Мама рассказывала медленно, нехотя роняя слово за словом. Воспоминания были безрадостные.
– Она уносила очистки с собой. На следующий день всё повторялось. И всё-таки она была счастлива: её успели вывезти, а ведь два миллиона умерло от голода в Ленинграде. Не родись красивой, а родись счастливой.
Мама часто сыпала поговорками и озорными загадками.
– Что было дальше? – спрашивал я.
– Не знаю. Волосы у неё отросли, это точно. Но потом блокадниц быстро вывезли на родину, в Ленинград.
Героем детства и живым примером стал для меня Виктор – родной брат зятя Константина. Братья прошли всю войну, только один был лётчиком, а Виктор пехотинцем, оказавшимся в 1941 году в Ленинграде. Сюда он приехал, чтобы поступить в институт, но началась война. Он тут же записался добровольцем и защищал город в период блокады. В одном из боёв Виктора тяжело ранило осколками мины. Он попал в госпиталь, и награда (орден «Красной Звезды») за мужество в этом бою нашла его лишь спустя 25 лет. В областной газете по этому случаю напечатали заметку. Я вырезал её. Она и сейчас греет моё старое сердце, когда я её рассматриваю.
В начале 50-х Виктор учился в институте инженеров водного транспорта, жил в общежитии, но из-за тесноты в общаге приходил к нам и чертил на огромном столе в гостиной. Нередко, засидевшись за чертежами, оставался ночевать. Утром верный армейским привычкам Виктор ополаскивался по пояс холодной водой и просил меня полить ему на спину.
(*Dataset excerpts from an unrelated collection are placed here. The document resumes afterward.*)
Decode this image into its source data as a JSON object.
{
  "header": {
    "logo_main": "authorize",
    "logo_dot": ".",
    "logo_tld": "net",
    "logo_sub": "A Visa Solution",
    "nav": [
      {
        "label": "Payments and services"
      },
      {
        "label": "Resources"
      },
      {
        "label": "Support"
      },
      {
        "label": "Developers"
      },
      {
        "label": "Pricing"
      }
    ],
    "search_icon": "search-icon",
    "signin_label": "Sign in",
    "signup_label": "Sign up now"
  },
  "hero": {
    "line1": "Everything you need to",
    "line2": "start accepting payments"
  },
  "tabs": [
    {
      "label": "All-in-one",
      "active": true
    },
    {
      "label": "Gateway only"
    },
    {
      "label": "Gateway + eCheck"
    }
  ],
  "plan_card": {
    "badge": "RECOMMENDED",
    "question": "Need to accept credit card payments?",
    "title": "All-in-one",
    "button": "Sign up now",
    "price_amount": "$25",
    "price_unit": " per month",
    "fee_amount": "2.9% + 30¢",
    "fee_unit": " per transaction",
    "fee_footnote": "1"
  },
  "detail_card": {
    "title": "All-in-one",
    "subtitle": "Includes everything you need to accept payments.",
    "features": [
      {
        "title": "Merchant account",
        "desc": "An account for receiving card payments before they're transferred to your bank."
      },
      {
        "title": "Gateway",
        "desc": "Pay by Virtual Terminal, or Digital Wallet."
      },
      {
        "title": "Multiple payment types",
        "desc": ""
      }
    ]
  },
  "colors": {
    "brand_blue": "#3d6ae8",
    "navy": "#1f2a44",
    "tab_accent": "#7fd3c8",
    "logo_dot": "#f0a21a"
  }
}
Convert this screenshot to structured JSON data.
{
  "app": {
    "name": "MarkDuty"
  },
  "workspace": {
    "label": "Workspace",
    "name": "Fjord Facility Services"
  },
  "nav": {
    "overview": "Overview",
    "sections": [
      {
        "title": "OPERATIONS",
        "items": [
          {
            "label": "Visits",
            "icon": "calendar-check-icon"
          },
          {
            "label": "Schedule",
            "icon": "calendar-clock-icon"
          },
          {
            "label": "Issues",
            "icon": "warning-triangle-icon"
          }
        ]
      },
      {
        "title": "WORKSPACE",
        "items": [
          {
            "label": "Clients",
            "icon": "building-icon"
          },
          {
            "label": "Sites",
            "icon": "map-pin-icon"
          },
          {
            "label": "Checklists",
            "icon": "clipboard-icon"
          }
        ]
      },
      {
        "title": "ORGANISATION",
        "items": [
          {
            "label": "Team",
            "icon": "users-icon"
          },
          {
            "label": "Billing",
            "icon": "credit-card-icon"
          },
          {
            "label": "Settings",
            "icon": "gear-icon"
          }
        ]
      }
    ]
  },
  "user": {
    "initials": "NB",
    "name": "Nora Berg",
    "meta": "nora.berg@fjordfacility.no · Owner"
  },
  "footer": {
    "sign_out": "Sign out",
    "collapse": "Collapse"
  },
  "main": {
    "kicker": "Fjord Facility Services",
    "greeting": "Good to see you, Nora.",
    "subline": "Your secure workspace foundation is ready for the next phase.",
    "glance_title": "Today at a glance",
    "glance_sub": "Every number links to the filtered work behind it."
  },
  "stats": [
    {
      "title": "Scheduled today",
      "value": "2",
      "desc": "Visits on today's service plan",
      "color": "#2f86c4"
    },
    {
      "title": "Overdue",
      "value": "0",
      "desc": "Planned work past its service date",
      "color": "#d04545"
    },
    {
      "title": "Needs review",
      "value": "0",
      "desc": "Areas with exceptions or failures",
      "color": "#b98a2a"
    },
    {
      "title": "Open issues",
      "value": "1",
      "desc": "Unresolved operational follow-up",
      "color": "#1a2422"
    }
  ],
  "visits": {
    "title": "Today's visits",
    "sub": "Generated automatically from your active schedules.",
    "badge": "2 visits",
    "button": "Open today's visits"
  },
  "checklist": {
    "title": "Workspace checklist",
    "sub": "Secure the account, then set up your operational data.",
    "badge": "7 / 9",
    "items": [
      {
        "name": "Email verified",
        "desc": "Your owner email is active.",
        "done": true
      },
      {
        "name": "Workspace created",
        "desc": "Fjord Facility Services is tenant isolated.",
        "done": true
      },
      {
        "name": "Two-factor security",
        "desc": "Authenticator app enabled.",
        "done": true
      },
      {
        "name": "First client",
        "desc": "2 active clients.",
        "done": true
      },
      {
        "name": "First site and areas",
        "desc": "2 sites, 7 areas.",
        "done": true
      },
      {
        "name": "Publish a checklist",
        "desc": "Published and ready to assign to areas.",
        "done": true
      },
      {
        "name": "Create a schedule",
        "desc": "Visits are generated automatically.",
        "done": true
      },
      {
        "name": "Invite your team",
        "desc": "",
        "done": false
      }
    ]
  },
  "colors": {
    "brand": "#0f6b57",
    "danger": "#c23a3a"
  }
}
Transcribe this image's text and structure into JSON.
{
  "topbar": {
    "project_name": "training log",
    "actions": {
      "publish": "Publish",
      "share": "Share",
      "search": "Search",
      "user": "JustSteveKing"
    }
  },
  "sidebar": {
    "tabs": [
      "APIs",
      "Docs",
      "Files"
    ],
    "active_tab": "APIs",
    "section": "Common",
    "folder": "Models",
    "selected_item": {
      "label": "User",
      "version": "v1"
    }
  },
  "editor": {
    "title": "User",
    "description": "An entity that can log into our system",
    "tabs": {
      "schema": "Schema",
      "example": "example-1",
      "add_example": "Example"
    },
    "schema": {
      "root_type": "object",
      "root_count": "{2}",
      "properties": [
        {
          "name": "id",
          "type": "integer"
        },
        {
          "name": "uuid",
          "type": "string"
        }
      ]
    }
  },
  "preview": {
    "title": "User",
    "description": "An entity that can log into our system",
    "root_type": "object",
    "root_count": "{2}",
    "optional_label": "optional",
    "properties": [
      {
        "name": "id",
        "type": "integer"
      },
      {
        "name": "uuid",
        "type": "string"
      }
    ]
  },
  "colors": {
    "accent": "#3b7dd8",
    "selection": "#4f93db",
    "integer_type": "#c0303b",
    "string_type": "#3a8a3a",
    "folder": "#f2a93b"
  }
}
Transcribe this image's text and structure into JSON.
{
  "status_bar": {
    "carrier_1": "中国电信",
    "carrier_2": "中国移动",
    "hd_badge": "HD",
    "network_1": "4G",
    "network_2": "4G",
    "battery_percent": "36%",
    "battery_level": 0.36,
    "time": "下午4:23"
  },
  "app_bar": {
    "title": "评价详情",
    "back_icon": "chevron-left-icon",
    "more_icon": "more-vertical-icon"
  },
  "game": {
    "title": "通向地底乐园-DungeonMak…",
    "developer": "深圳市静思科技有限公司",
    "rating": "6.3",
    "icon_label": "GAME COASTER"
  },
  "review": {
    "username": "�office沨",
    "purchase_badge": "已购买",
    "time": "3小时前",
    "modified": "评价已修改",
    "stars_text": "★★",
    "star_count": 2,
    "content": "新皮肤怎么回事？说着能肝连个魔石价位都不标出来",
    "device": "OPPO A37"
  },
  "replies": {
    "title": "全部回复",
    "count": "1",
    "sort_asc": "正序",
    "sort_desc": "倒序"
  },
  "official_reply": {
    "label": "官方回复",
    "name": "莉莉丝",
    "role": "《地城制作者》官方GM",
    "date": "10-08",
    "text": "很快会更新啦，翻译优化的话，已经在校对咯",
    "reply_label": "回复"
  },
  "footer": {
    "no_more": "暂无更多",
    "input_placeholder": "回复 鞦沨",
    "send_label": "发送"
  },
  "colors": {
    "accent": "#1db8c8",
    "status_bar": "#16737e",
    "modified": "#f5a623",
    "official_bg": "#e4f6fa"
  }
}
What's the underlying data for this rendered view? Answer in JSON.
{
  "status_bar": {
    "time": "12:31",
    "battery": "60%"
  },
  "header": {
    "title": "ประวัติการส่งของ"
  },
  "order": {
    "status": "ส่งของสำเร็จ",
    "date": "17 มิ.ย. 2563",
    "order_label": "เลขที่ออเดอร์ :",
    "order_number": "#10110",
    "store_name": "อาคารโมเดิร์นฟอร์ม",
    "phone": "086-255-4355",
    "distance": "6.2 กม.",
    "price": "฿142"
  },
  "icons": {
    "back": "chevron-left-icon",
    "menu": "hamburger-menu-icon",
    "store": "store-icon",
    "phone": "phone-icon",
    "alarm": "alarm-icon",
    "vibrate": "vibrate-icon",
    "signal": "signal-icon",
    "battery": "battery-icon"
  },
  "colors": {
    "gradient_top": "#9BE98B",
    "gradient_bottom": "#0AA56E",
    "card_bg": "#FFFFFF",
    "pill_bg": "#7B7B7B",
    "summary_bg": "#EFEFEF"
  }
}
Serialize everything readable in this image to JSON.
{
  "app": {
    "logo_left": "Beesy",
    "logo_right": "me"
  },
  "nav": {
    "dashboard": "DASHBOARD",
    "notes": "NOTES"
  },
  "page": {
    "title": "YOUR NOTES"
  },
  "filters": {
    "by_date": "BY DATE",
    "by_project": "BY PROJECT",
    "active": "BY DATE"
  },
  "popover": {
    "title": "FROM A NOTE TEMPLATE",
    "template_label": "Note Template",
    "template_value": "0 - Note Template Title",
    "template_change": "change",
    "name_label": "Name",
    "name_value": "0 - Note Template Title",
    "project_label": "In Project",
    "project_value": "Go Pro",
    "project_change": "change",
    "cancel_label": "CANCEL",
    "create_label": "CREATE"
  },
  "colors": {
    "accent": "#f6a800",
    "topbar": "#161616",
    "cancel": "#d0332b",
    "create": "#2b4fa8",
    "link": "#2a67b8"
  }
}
Гордость переполняла меня при исполнении этой просьбы. Первый раз, совершая эту простую операцию, я онемел от вида спины. Вся она представляла одну большую рану даже спустя десять лет. Осколки исполосовали спину вдоль и поперёк: ямы, рытвины, шрамы. Месиво! Рука моя предательски дрожала. Вот что такое война.
Виктор занимал высокие должности в волжском пароходстве, но отношения между нами оставались дружескими, несмотря на огромную разницу в возрасте и положении. Я заходил к нему в великолепную квартиру на улице Минина. Мы играли в шахматы, баловались армянским коньяком (в советское время не было подделок), вспоминали старые времена. Виктор не дожил до 70 лет. Умер он (вот совпадение или рок) через 50 лет после начала войны. В день и час её объявления.
5
Эти встречи и разговоры, эти многочисленные стальные осколки, что валялись у нас под ногами, составляли зримый образ войны как вселенского зла. И они пробудили во мне желание самому что-то записывать и о чём-то рассказывать. В мае у нас вылупились цыплята. Они были бесподобно хороши: забавные пищалки, очень похожие на взрослых куриц. Поклевав нарубленного варёного яйца, они чистили жёлтые пёрышки, чесали лапкой голову и падали, потеряв не развитое ещё равновесие. Я смеялся, глядя на их «замашки» (так говорила мама). Сначала их вместе с клушкой разместили в большой картонной коробке, а когда цыплята подросли, отец сделал клетку: глухой стороной был только пол, все остальные отец обтянул сеткой.
Я завёл дневник, описывая взросление цыплят. Всем дал имена. Чернушка, Пеструшка, Нахальная, Тихоня. Трудно подбирались нужные слова для описания молодок, – так назывались курицы первого года жизни. Манили игры в футбол, в «Чапая», в ножички, «белка на дереве – собака на земле», «на кого Бог пошлёт», чеканку. Выбиваться из ритма жизни ватаги, из её похождений и игр было нельзя, а потому я скрипел пером № 11 лишь по вечерам. Валерка посмеивался над моими литературными опытами, и со временем промежуток между днями записей всё увеличивался и увеличивался. Потом они и вовсе сошли на нет.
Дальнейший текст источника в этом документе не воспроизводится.